*dd nana
-Sebut saja Halte
Hanya mereka yang tersudut cuaca atau
yang menumpang lelah dan tak punya uang untuk menyewa
sedikit kemewahan cafe dan losmen.
Berkumpul di sebuah ruang tunggu dengan paras-paras kosong
serupa kertas-kertas dalam buku gambar kanak-kanak yang lama
tertimbun oleh waktu.
Mereka sembunyikan letih, semburkan sepi
dan menggali lahat lebih dalam
atas hasrat yang tak mungkin terbeli.
“Aku butuh tidur panjang, hingga sampai rasaku yang manusia.”
“Pelukan, pelukan, di mana lengan yang melingkar dan ampuh mengesahkan lapar jiwa.”
“Betapa panjang bayangan cahaya, betapa sepi merangkak sampai ubun kepala. Di manakah Engkau Tuhan?”.
Kata-kata menjadi kalimat-kalimat. Mungkin keluh kesah, mungkin juga doa
memenuhi ruang tunggu yang kau sebut halte itu.
Sedang rindu telah mengakar begitu keparat dan tak bisa menyeberangi
jalan. Di mana, segala yang dirasa ruang nyaman menunggu dengan sorot mata
yang tak bisa kau tuliskan dalam bahasa manusia.
“Mungkin, sesekali menjadi jahanam bisa meremukkan ruang,”
“Mungkin, sesekali menjadi suci bisa menenteramkan,”
“Mungkin, kita sesekali bisa berpura-pura untuk saling mencintai dan saling mengenang. Agar hidup sedikit memberi warna.”
Percakapan-percakapan sepi menggema di ruang tunggu yang kau sebut
halte. Sebelum jemari waktu menghardiknya lagi.
“Waktunya bekerja, layaknya manusia.”
-Sebut saja kamar pengantin
Dibesarkan untuk melesat dan tidak sampai tersesat
kita diajari cara merawat yang belum terlihat
hanya pengetahuan yang diturunkan lewat firman, sabda, atau ocehan
ocehan yang disebut teori yang jadi imam.

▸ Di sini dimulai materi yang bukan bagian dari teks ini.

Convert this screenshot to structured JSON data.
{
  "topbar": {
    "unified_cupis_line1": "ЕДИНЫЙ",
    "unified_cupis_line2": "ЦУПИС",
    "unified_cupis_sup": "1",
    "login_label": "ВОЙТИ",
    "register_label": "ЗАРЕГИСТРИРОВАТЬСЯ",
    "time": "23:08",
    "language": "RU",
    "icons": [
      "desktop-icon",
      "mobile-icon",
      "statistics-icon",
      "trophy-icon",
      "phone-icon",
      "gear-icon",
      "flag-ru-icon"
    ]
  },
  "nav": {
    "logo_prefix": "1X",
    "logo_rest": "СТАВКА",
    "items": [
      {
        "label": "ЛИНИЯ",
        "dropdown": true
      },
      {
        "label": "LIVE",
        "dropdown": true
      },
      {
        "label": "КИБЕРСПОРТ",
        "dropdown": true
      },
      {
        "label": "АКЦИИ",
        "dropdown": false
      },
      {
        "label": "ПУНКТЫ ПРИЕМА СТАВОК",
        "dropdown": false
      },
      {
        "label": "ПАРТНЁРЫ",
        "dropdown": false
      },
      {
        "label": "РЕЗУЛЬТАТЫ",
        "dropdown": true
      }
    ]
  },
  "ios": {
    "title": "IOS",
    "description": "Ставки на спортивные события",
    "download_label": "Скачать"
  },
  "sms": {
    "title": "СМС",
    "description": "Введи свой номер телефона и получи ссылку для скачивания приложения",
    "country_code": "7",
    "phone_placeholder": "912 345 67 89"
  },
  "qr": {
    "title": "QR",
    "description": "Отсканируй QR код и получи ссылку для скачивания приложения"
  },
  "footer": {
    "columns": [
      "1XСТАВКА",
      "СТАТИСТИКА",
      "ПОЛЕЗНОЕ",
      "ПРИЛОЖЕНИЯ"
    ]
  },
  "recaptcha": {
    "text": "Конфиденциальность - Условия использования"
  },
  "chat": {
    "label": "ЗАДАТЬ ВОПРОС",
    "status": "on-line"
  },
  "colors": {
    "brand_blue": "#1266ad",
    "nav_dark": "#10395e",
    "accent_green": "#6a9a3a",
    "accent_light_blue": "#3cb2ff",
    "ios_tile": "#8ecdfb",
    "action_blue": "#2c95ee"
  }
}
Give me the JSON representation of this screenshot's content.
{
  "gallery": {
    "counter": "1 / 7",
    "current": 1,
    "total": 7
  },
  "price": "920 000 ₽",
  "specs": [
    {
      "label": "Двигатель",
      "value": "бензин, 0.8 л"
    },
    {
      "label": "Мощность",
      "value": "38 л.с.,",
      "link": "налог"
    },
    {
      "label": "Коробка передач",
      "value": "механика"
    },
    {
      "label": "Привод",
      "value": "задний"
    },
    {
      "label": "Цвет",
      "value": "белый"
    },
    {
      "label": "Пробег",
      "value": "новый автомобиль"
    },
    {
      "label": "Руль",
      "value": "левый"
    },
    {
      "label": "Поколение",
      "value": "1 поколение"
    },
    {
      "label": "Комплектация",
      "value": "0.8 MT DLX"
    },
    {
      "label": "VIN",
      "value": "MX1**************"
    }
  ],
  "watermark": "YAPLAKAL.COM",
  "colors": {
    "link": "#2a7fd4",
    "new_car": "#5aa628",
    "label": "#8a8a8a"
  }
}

Sampai kita masuk di sebuah ruang yang kau sebut kamar
dan kita disematkan kalimat pengantin, sepasang yang saling berikrar
untuk menumbuhkan yang belum terlihat dan membaca yang belum tertera.
Melesatlah dulu, tapi jangan sampai tersesat
Walau tak kau ketahui di mana arah jatuhmu, arah akhirmu.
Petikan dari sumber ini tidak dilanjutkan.